At a pea-sized Lower East Side bistro known for its fries, the admonition is spelled out on a chalkboard: no ketchup. At a popular gastropub in the West Village, customers cannot have the burger with any cheese other than Roquefort.
And at Murray’s Bagels in Greenwich Village and Chelsea, the morning crowd can order its bagels topped any number of ways but never — ever! — toasted. “It’s really annoying, because a toasted bagel is kind of fierce, right?” Jamie Divine, a product designer and frequent patron, said with a hint of an eye-roll.

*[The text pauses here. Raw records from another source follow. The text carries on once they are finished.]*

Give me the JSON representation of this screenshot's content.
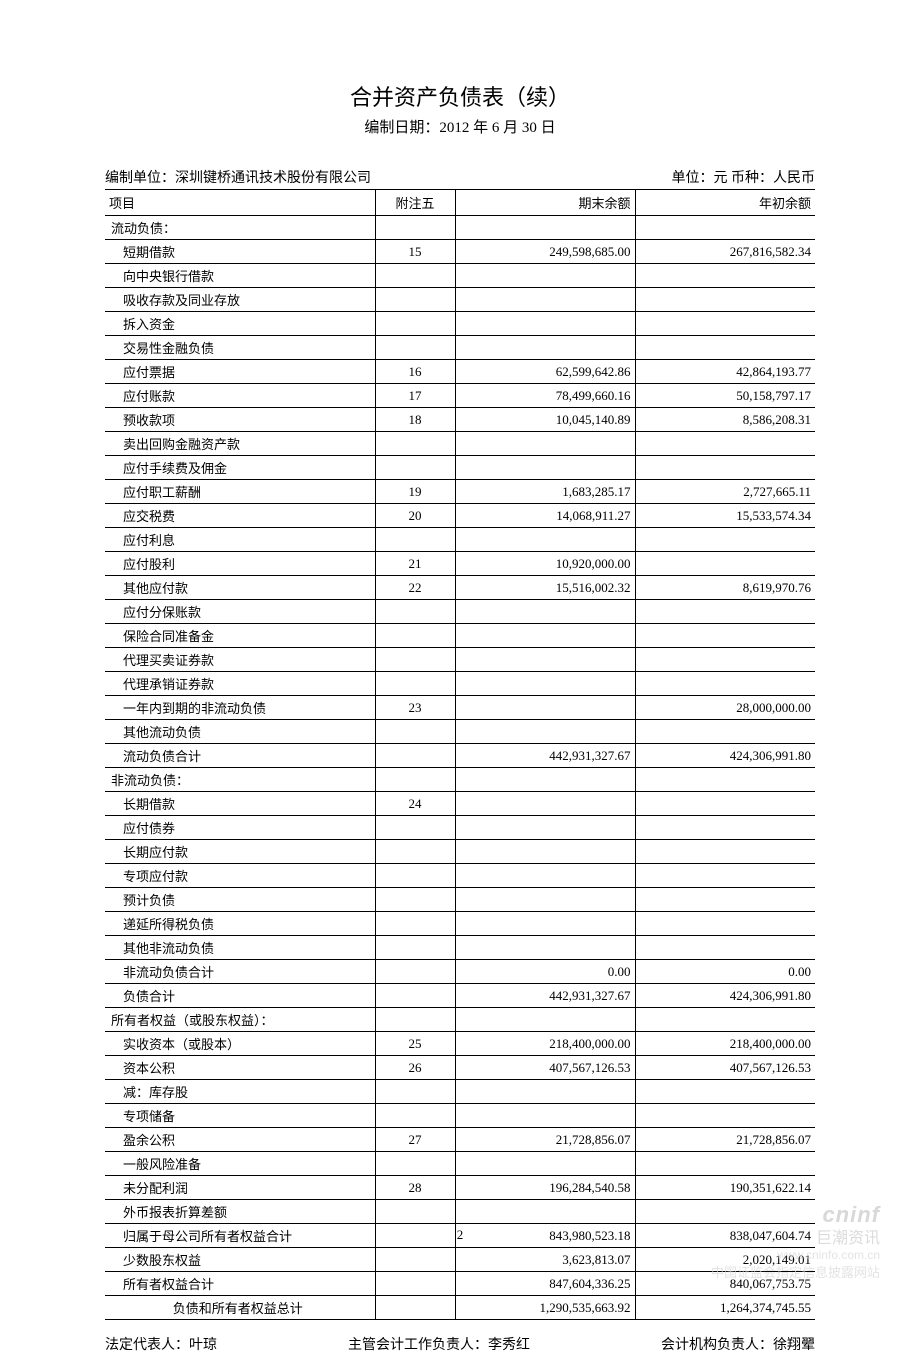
{
  "title": "合并资产负债表（续）",
  "subtitle": "编制日期：2012 年 6 月 30 日",
  "org_label": "编制单位：深圳键桥通讯技术股份有限公司",
  "unit_label": "单位：元  币种：人民币",
  "columns": {
    "item": "项目",
    "note": "附注五",
    "end": "期末余额",
    "begin": "年初余额"
  },
  "rows": [
    {
      "item": "流动负债：",
      "note": "",
      "end": "",
      "begin": "",
      "indent": 0
    },
    {
      "item": "短期借款",
      "note": "15",
      "end": "249,598,685.00",
      "begin": "267,816,582.34",
      "indent": 1
    },
    {
      "item": "向中央银行借款",
      "note": "",
      "end": "",
      "begin": "",
      "indent": 1
    },
    {
      "item": "吸收存款及同业存放",
      "note": "",
      "end": "",
      "begin": "",
      "indent": 1
    },
    {
      "item": "拆入资金",
      "note": "",
      "end": "",
      "begin": "",
      "indent": 1
    },
    {
      "item": "交易性金融负债",
      "note": "",
      "end": "",
      "begin": "",
      "indent": 1
    },
    {
      "item": "应付票据",
      "note": "16",
      "end": "62,599,642.86",
      "begin": "42,864,193.77",
      "indent": 1
    },
    {
      "item": "应付账款",
      "note": "17",
      "end": "78,499,660.16",
      "begin": "50,158,797.17",
      "indent": 1
    },
    {
      "item": "预收款项",
      "note": "18",
      "end": "10,045,140.89",
      "begin": "8,586,208.31",
      "indent": 1
    },
    {
      "item": "卖出回购金融资产款",
      "note": "",
      "end": "",
      "begin": "",
      "indent": 1
    },
    {
      "item": "应付手续费及佣金",
      "note": "",
      "end": "",
      "begin": "",
      "indent": 1
    },
    {
      "item": "应付职工薪酬",
      "note": "19",
      "end": "1,683,285.17",
      "begin": "2,727,665.11",
      "indent": 1
    },
    {
      "item": "应交税费",
      "note": "20",
      "end": "14,068,911.27",
      "begin": "15,533,574.34",
      "indent": 1
    },
    {
      "item": "应付利息",
      "note": "",
      "end": "",
      "begin": "",
      "indent": 1
    },
    {
      "item": "应付股利",
      "note": "21",
      "end": "10,920,000.00",
      "begin": "",
      "indent": 1
    },
    {
      "item": "其他应付款",
      "note": "22",
      "end": "15,516,002.32",
      "begin": "8,619,970.76",
      "indent": 1
    },
    {
      "item": "应付分保账款",
      "note": "",
      "end": "",
      "begin": "",
      "indent": 1
    },
    {
      "item": "保险合同准备金",
      "note": "",
      "end": "",
      "begin": "",
      "indent": 1
    },
    {
      "item": "代理买卖证券款",
      "note": "",
      "end": "",
      "begin": "",
      "indent": 1
    },
    {
      "item": "代理承销证券款",
      "note": "",
      "end": "",
      "begin": "",
      "indent": 1
    },
    {
      "item": "一年内到期的非流动负债",
      "note": "23",
      "end": "",
      "begin": "28,000,000.00",
      "indent": 1
    },
    {
      "item": "其他流动负债",
      "note": "",
      "end": "",
      "begin": "",
      "indent": 1
    },
    {
      "item": "流动负债合计",
      "note": "",
      "end": "442,931,327.67",
      "begin": "424,306,991.80",
      "indent": 1
    },
    {
      "item": "非流动负债：",
      "note": "",
      "end": "",
      "begin": "",
      "indent": 0
    },
    {
      "item": "长期借款",
      "note": "24",
      "end": "",
      "begin": "",
      "indent": 1
    },
    {
      "item": "应付债券",
      "note": "",
      "end": "",
      "begin": "",
      "indent": 1
    },
    {
      "item": "长期应付款",
      "note": "",
      "end": "",
      "begin": "",
      "indent": 1
    },
    {
      "item": "专项应付款",
      "note": "",
      "end": "",
      "begin": "",
      "indent": 1
    },
    {
      "item": "预计负债",
      "note": "",
      "end": "",
      "begin": "",
      "indent": 1
    },
    {
      "item": "递延所得税负债",
      "note": "",
      "end": "",
      "begin": "",
      "indent": 1
    },
    {
      "item": "其他非流动负债",
      "note": "",
      "end": "",
      "begin": "",
      "indent": 1
    },
    {
      "item": "非流动负债合计",
      "note": "",
      "end": "0.00",
      "begin": "0.00",
      "indent": 1
    },
    {
      "item": "负债合计",
      "note": "",
      "end": "442,931,327.67",
      "begin": "424,306,991.80",
      "indent": 1
    },
    {
      "item": "所有者权益（或股东权益）：",
      "note": "",
      "end": "",
      "begin": "",
      "indent": 0
    },
    {
      "item": "实收资本（或股本）",
      "note": "25",
      "end": "218,400,000.00",
      "begin": "218,400,000.00",
      "indent": 1
    },
    {
      "item": "资本公积",
      "note": "26",
      "end": "407,567,126.53",
      "begin": "407,567,126.53",
      "indent": 1
    },
    {
      "item": "减：库存股",
      "note": "",
      "end": "",
      "begin": "",
      "indent": 1
    },
    {
      "item": "专项储备",
      "note": "",
      "end": "",
      "begin": "",
      "indent": 1
    },
    {
      "item": "盈余公积",
      "note": "27",
      "end": "21,728,856.07",
      "begin": "21,728,856.07",
      "indent": 1
    },
    {
      "item": "一般风险准备",
      "note": "",
      "end": "",
      "begin": "",
      "indent": 1
    },
    {
      "item": "未分配利润",
      "note": "28",
      "end": "196,284,540.58",
      "begin": "190,351,622.14",
      "indent": 1
    },
    {
      "item": "外币报表折算差额",
      "note": "",
      "end": "",
      "begin": "",
      "indent": 1
    },
    {
      "item": "归属于母公司所有者权益合计",
      "note": "",
      "end": "843,980,523.18",
      "begin": "838,047,604.74",
      "indent": 1
    },
    {
      "item": "少数股东权益",
      "note": "",
      "end": "3,623,813.07",
      "begin": "2,020,149.01",
      "indent": 1
    },
    {
      "item": "所有者权益合计",
      "note": "",
      "end": "847,604,336.25",
      "begin": "840,067,753.75",
      "indent": 1
    },
    {
      "item": "负债和所有者权益总计",
      "note": "",
      "end": "1,290,535,663.92",
      "begin": "1,264,374,745.55",
      "indent": 1,
      "center": true
    }
  ],
  "footer": {
    "legal": "法定代表人：叶琼",
    "accounting_lead": "主管会计工作负责人：李秀红",
    "accounting_org": "会计机构负责人：徐翔翚"
  },
  "page_number": "2",
  "watermark": {
    "logo": "cninf",
    "cn": "巨潮资讯",
    "url": "www.cninfo.com.cn",
    "desc": "中国证监会指定信息披露网站"
  }
}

Matthew Yglesias describes this as specialization:

What I don’t understand is why she sees this as some kind of ethical stance, a form of Puritanism. It just seems like specialization. In any line of business you face a tension between the fact that it’s more efficient to specialize but you have more customers if you customize.
David Chang explains it perfectly:

“People just assume that every restaurant should be for everyone — I could understand that if we were in a town with, like, 20 restaurants,”said David Chang, whose mini-empire of Momofuku restaurants is well known for refusing to make substitutions or provide vegetarian options. “Instead of trying to make a menu that’s for everyone, let’s make a menu that works best for what we want to do.”

I don't think that's it. The cost of providing a bottle of ketchup at a restaurant that specializes in fries is very low. The point of this is to signal culinary sophistication to customers. This is the kind of restaurant that refuses ketchup to fry-eaters. It sends a message about the kind of food served and the kinds of customers who eat there. They're selling cultural exclusivity.